Arms control advocates were nonetheless troubled by the revelation, citing it as evidence that the danger of proliferation in space weaponry is real and growing. Conventional wisdom holds that Mr. Saraswat’s remarks were directed at China, India’s longtime rival, which like India has a robust space program and which successfully tested a destructive anti-satellite weapon three years ago. Coincidentally or not, China announced Jan. 11 it had successfully tested a ground-based missile defense system, the technology and hardware for which are readily adaptable to an anti-satellite role.
From a U.S. perspective, the timing is both odd and unfortunate. Indo-U.S. cooperation in space has been minimal over the years for a number of reasons, most prominently India’s 1998 nuclear tests. A post-Sept. 11, 2001, initiative to improve high-tech ties between the two nations has progressed at a snail’s pace. But more-recent events have generated some positive momentum: NASA provided scientific instruments, some featuring fairly sensitive technologies, for India’s Chandrayaan-1 lunar orbiter, which launched in late 2008, and the two sides in July signed a technical safeguards agreement permitting U.S. civil space hardware to routinely fly on Indian rockets. Washington and New Delhi also have been actively discussing India’s entry into the commercial launch market, where many, if not most, of the payloads are subject to U.S. technology export restrictions. And on Nov. 24, Indian Prime Minister Manmohan Singh and U.S. President Barack Obama agreed to expand cooperation in space, among other areas, during Mr. Singh’s state visit to Washington.
Acknowledging anti-satellite ambitions wouldn’t seem the best way to advance the cause of cooperation, from which India stands to benefit. But India’s nuclear program attests to New Delhi’s longstanding determination to develop the full range of military capabilities, including those that others, its neighbors in particular, view as threatening, regardless of the diplomatic consequences. Besides, as Indian officials may well have noted, international outrage at China’s anti-satellite test — debris from which will pose a hazard in a heavily used belt of Earth orbit for years to come — didn’t last very long: Just before meeting with Mr. Singh in Washington, Mr. Obama visited Chinese President Hu Jintao in Beijing, where the two announced that the heads of the U.S. and Chinese space agencies would exchange visits in the coming year.
While Mr. Saraswat’s remarks can legitimately be seen as an unnecessary and unhelpful provocation, in a sense he was merely pointing out the reality that missile defense and anti-satellite technology are often interchangeable, if not indistinguishable. The United States clearly demonstrated this in early 2008 when it downed one of its own satellites — a classified craft that had failed and was tumbling out of control — using its Aegis sea-based missile defense interceptor.
It is not realistic to expect India — which has two nuclear-armed and potentially hostile neighbors in China and Pakistan — to abandon missile defense.

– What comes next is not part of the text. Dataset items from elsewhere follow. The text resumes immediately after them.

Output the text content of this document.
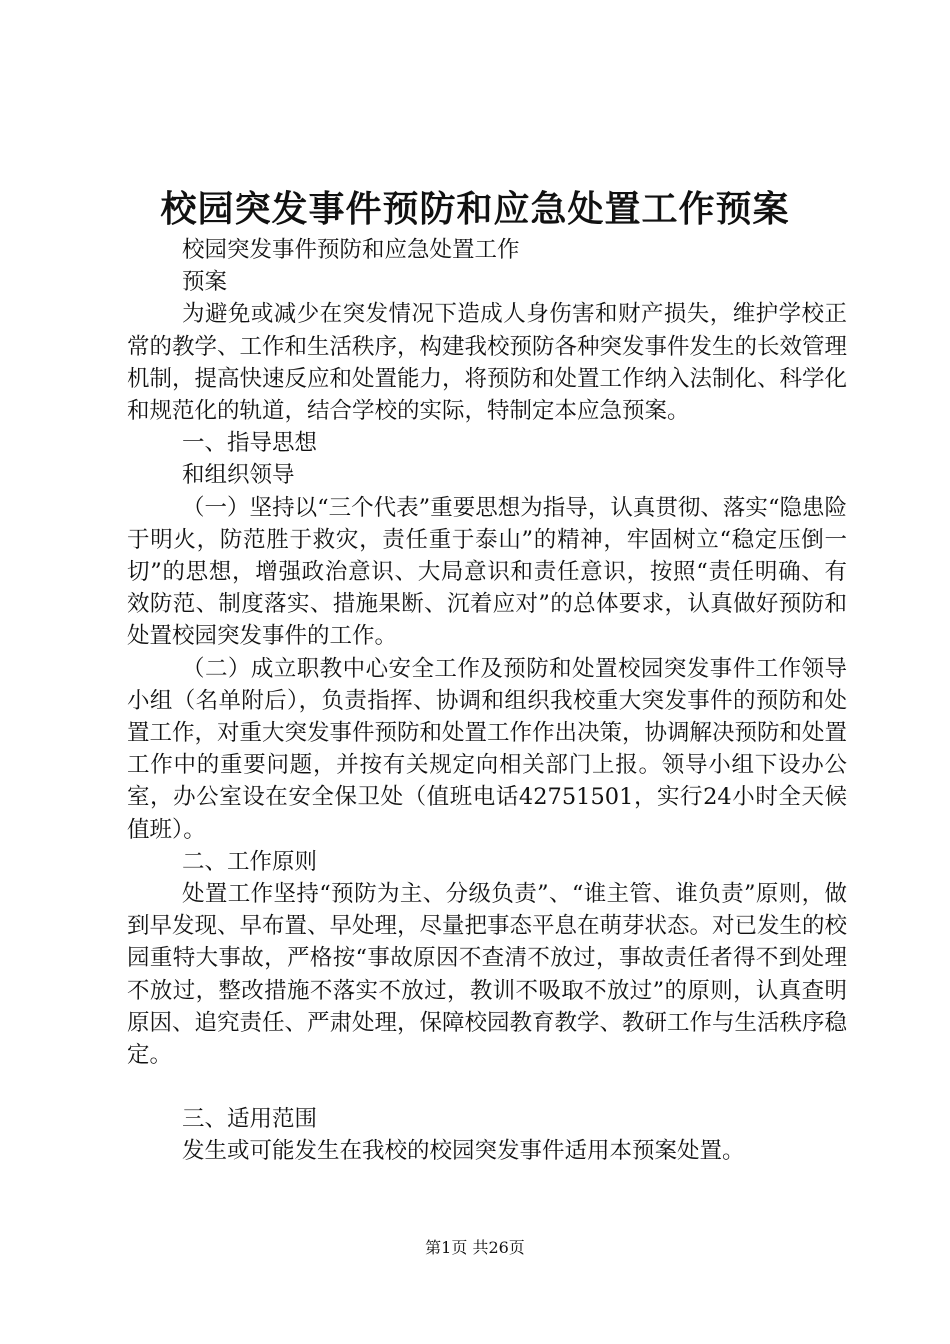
校园突发事件预防和应急处置工作预案

校园突发事件预防和应急处置工作

预案

为避免或减少在突发情况下造成人身伤害和财产损失，维护学校正常的教学、工作和生活秩序，构建我校预防各种突发事件发生的长效管理机制，提高快速反应和处置能力，将预防和处置工作纳入法制化、科学化和规范化的轨道，结合学校的实际，特制定本应急预案。

一、指导思想

和组织领导

（一）坚持以“三个代表”重要思想为指导，认真贯彻、落实“隐患险于明火，防范胜于救灾，责任重于泰山”的精神，牢固树立“稳定压倒一切”的思想，增强政治意识、大局意识和责任意识，按照“责任明确、有效防范、制度落实、措施果断、沉着应对”的总体要求，认真做好预防和处置校园突发事件的工作。

（二）成立职教中心安全工作及预防和处置校园突发事件工作领导小组（名单附后），负责指挥、协调和组织我校重大突发事件的预防和处置工作，对重大突发事件预防和处置工作作出决策，协调解决预防和处置工作中的重要问题，并按有关规定向相关部门上报。领导小组下设办公室，办公室设在安全保卫处（值班电话42751501，实行24小时全天候值班）。

二、工作原则

处置工作坚持“预防为主、分级负责”、“谁主管、谁负责”原则，做到早发现、早布置、早处理，尽量把事态平息在萌芽状态。对已发生的校园重特大事故，严格按“事故原因不查清不放过，事故责任者得不到处理不放过，整改措施不落实不放过，教训不吸取不放过”的原则，认真查明原因、追究责任、严肃处理，保障校园教育教学、教研工作与生活秩序稳定。

三、适用范围

发生或可能发生在我校的校园突发事件适用本预案处置。

第1页 共26页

Given that, the international spacefaring community has little choice but to accept the fact India and a growing list of countries developing missile interceptors — Israel comes to mind — will have what one arms control advocate describes as a latent anti-satellite capability. This illustrates once again the fundamental problem in attempting to negotiate an international ban on space weapons, as China and Russia have occasionally called for and which the Obama administration endorsed last year.
What the international community — in particular the United States, Europe and perhaps Russia — can and should do is make crystal clear that there will be consequences should India decide to go through with a full-blown test of its anti-satellite capability a few years from now. Such an event not only would inflame tensions and encourage others to conduct similar tests, but also would create more dangerous clutter in Earth orbit. Meanwhile, spacefaring nations need to get serious about negotiating a set of operating guidelines designed to minimize the chances of misunderstandings and other incidents that could trigger more proliferation and testing of anti-satellite weapons. The discussions should be extended to cover missile defense testing given its potential to contribute to the problem.